At the same time, it seems unlikely that such programs would have much of an effect in communities without adequate bicycle infrastructure. Investments in a network of off-street bicycle paths could encourage both transportation and recreational bicycling, particularly for less experienced bicyclists who express a preference for such facilities (Jackson and Ruehr 1998). Mixed land-use patterns that bring destinations within close distance of residences could also help to support transportation bicycling. The self-selection effect, in which residents who choose a community in part because of its bicycle orientation are more likely to be transportation-oriented bicyclists, also suggests an important role for bicycle infrastructure. Communities may succeed in increasing transportation bicycling by attracting more bicycle-oriented residents as well as by changing the behavior of existing residents. Thus, transportation planners must think more broadly about the physical environment, as more than just bicycle lanes or paths.

Our results suggest that while strategies targeting any one of the three levels—individual, social environment, physical environment—can help to increase bicycling, an approach that addresses all three levels is likely to be most effective. Indeed, those cities that have succeeded in increasing bicycling have employed a comprehensive package of strategies addressing factors at all three levels (Pucher et al. 2010). Copenhagen, for example, achieved a 70% increase on bicycle trips between 1970 and 2006, with the share of trips by bicycle increase from 25% to 38%. In Portland, OR, the number of bicyclists crossing the four bridges into downtown increased 369% from 1992 to 2008. It seems likely that a package of strategies has synergistic effects, producing more total effect than the sum of the individual effect of each strategy on its own. Although most of these successful cities are found outside the U.S., the experiences of Davis, Boulder, Eugene, and Portland provide hope that a comprehensive approach can succeed in increasing bicycling in communities throughout the U.S.
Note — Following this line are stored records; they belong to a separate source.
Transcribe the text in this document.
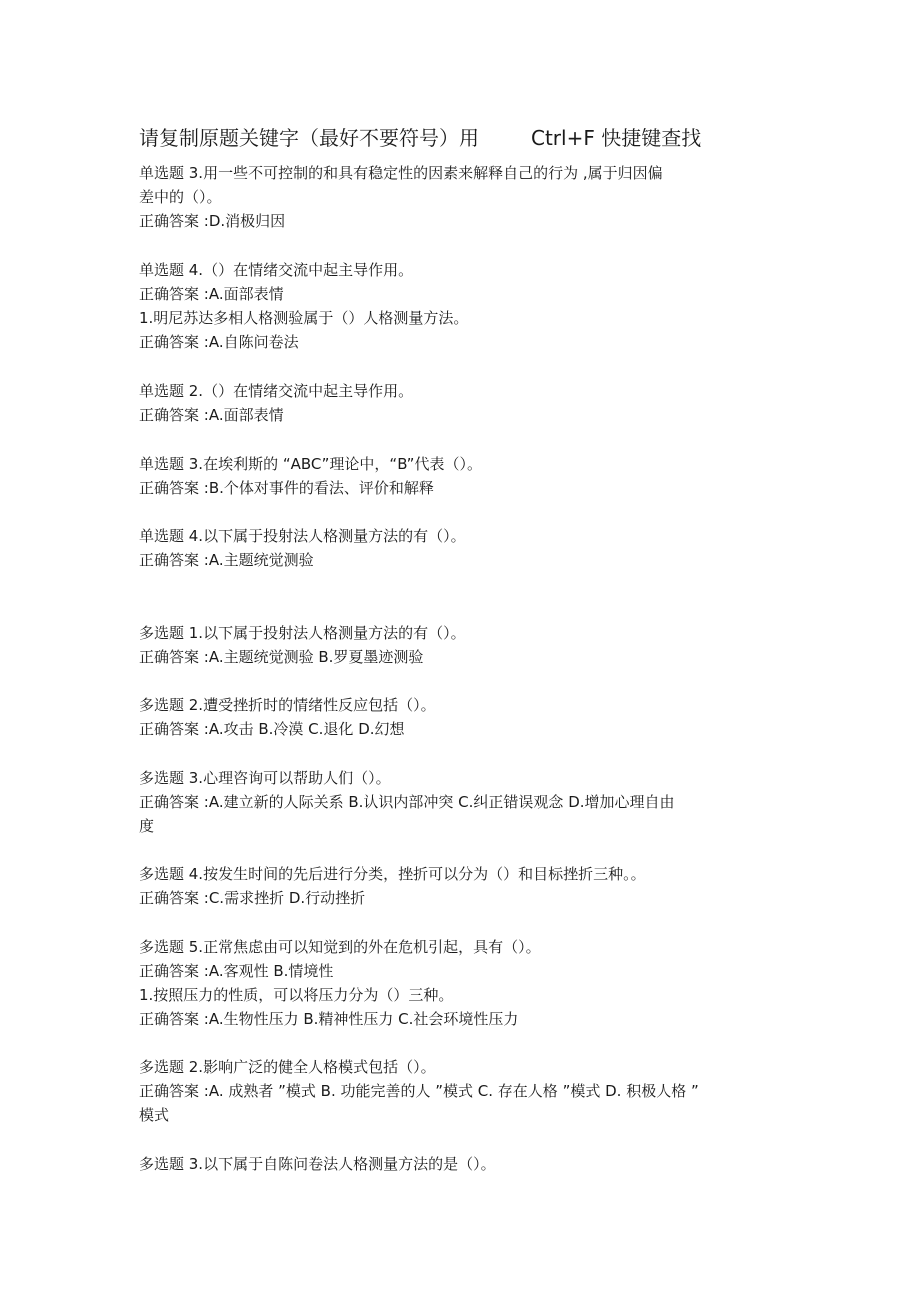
请复制原题关键字（最好不要符号）用	Ctrl+F 快捷键查找
单选题 3.用一些不可控制的和具有稳定性的因素来解释自己的行为 ,属于归因偏
差中的（）。
正确答案 :D.消极归因
单选题 4.（）在情绪交流中起主导作用。
正确答案 :A.面部表情
1.明尼苏达多相人格测验属于（）人格测量方法。
正确答案 :A.自陈问卷法
单选题 2.（）在情绪交流中起主导作用。
正确答案 :A.面部表情
单选题 3.在埃利斯的 “ABC”理论中，“B”代表（）。
正确答案 :B.个体对事件的看法、评价和解释
单选题 4.以下属于投射法人格测量方法的有（）。
正确答案 :A.主题统觉测验
多选题 1.以下属于投射法人格测量方法的有（）。
正确答案 :A.主题统觉测验 B.罗夏墨迹测验
多选题 2.遭受挫折时的情绪性反应包括（）。
正确答案 :A.攻击 B.冷漠 C.退化 D.幻想
多选题 3.心理咨询可以帮助人们（）。
正确答案 :A.建立新的人际关系 B.认识内部冲突 C.纠正错误观念 D.增加心理自由
度
多选题 4.按发生时间的先后进行分类，挫折可以分为（）和目标挫折三种。。
正确答案 :C.需求挫折 D.行动挫折
多选题 5.正常焦虑由可以知觉到的外在危机引起，具有（）。
正确答案 :A.客观性 B.情境性
1.按照压力的性质，可以将压力分为（）三种。
正确答案 :A.生物性压力 B.精神性压力 C.社会环境性压力
多选题 2.影响广泛的健全人格模式包括（）。
正确答案 :A. 成熟者 ”模式 B. 功能完善的人 ”模式 C. 存在人格 ”模式 D. 积极人格 ”
模式
多选题 3.以下属于自陈问卷法人格测量方法的是（）。
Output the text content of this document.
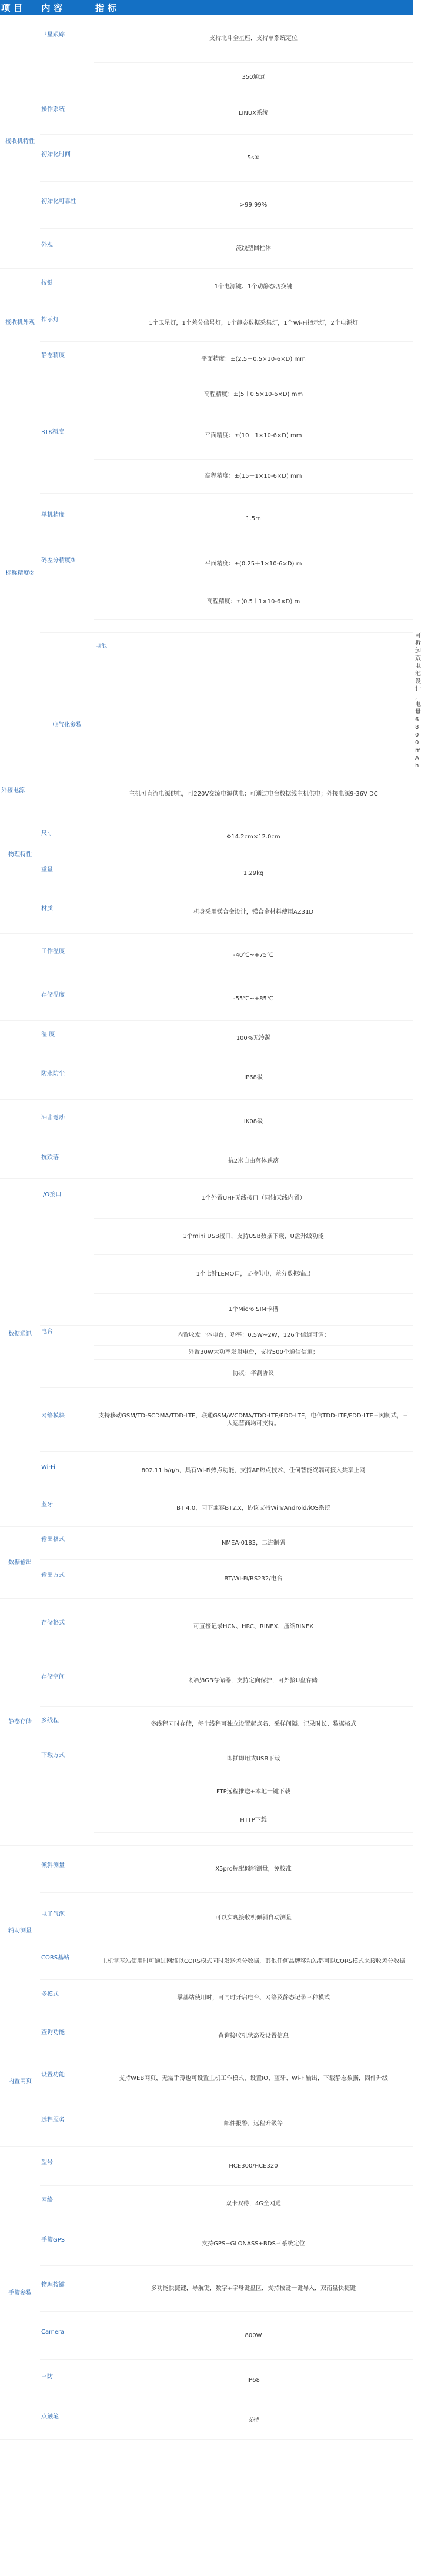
项 目	内 容	指 标	
接收机特性	卫星跟踪	支持北斗全星座，支持单系统定位	
		350通道	
	操作系统	LINUX系统	
	初始化时间	5s①	
	初始化可靠性	>99.99%	
	外观	流线型圆柱体	
接收机外观	按键	1个电源键、1个动静态切换键	
	指示灯	1个卫星灯，1个差分信号灯，1个静态数据采集灯，1个Wi-Fi指示灯，2个电源灯	
	静态精度	平面精度：±(2.5＋0.5×10-6×D) mm	
标称精度②		高程精度：±(5＋0.5×10-6×D) mm	
	RTK精度	平面精度：±(10＋1×10-6×D) mm	
		高程精度：±(15＋1×10-6×D) mm	
	单机精度	1.5m	
	码差分精度③	平面精度：±(0.25＋1×10-6×D) m	
		高程精度：±(0.5＋1×10-6×D) m	

	电气化参数	电池	可拆卸双电池设计，电量6800mAh
外接电源		主机可直流电源供电，可220V交流电源供电；可通过电台数据线主机供电；外接电源9-36V DC	
物理特性	尺寸	Φ14.2cm×12.0cm	
	重量	1.29kg	
	材质	机身采用镁合金设计，镁合金材料使用AZ31D	
	工作温度	-40℃~+75℃	
	存储温度	-55℃~+85℃	
	湿 度	100%无冷凝	
	防水防尘	IP68级	
	冲击震动	IK08级	
	抗跌落	抗2米自由落体跌落	
数据通讯	I/O接口	1个外置UHF无线接口（同轴天线内置）	
		1个mini USB接口，支持USB数据下载，U盘升级功能	
		1个七针LEMO口，支持供电，差分数据输出	
		1个Micro SIM卡槽	
	电台	内置收发一体电台，功率：0.5W~2W，126个信道可调；	
		外置30W大功率发射电台，支持500个通信信道；	
		协议：华测协议	
	网络模块	支持移动GSM/TD-SCDMA/TDD-LTE，联通GSM/WCDMA/TDD-LTE/FDD-LTE，电信TDD-LTE/FDD-LTE三网制式，三大运营商均可支持。	
	Wi-Fi	802.11 b/g/n，具有Wi-Fi热点功能，支持AP热点技术，任何智能终端可接入共享上网	
	蓝牙	BT 4.0，同下兼容BT2.x，协议支持Win/Android/iOS系统	
数据输出	输出格式	NMEA-0183，二进制码	
	输出方式	BT/Wi-Fi/RS232/电台	
静态存储	存储格式	可直接记录HCN、HRC、RINEX，压缩RINEX	
	存储空间	标配8GB存储器，支持定向保护，可外接U盘存储	
	多线程	多线程同时存储，每个线程可独立设置起点名、采样间隔、记录时长、数据格式	
	下载方式	即插即用式USB下载	
		FTP远程推送+本地一键下载	
		HTTP下载	

辅助测量	倾斜测量	X5pro标配倾斜测量，免校准	
	电子气泡	可以实现接收机倾斜自动测量	
	CORS基站	主机掌基站使用时可通过网络以CORS模式同时发送差分数据，其他任何品牌移动站都可以CORS模式来接收差分数据	
	多模式	掌基站使用时，可同时开启电台、网络及静态记录三种模式	
内置网页	查询功能	查询接收机状态及设置信息	
	设置功能	支持WEB网页，无需手簿也可设置主机工作模式，设置IO、蓝牙、Wi-Fi输出，下载静态数据，固件升级	
	远程服务	邮件报警，远程升级等	
手簿参数	型号	HCE300/HCE320	
	网络	双卡双待，4G全网通	
	手簿GPS	支持GPS+GLONASS+BDS三系统定位	
	物理按键	多功能快捷键，导航键，数字+字母键盘区，支持按键一键导入，双南量快捷键	
	Camera	800W	
	三防	IP68	
	点触笔	支持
Research on bicycling behavior is limited, particularly in comparison with the recent explosion of studies on walking (Saelens and Handy 2008) and given the potential of bicycling to fill important gaps in the transportation system (Handy 2009). This study offers valuable insights into the importance of individual, physical-environment, and social-environment factors in explaining bicycle ownership and use, but it also points to additional research needs. First, the significant role of individual attitudes shown here suggests a need for research into attitude formation. Why do some people like bicycling and others don’t? What experiences lead to greater comfort riding a bicycle? Second, potential relationships between the factors examined here need exploration. To what degree does the physical environment shape the social environment, and vice versa? Does the environment, physical and/or social, influence individual attitudes? Finally, as strategies are implemented, before-and-after studies are needed to document their effects. Do new off-street bicycle paths really lead to an increase in bicycle use, as the documented associations suggest they will? The answers to these questions will help communities in their efforts to find effective strategies for increasing bicycling.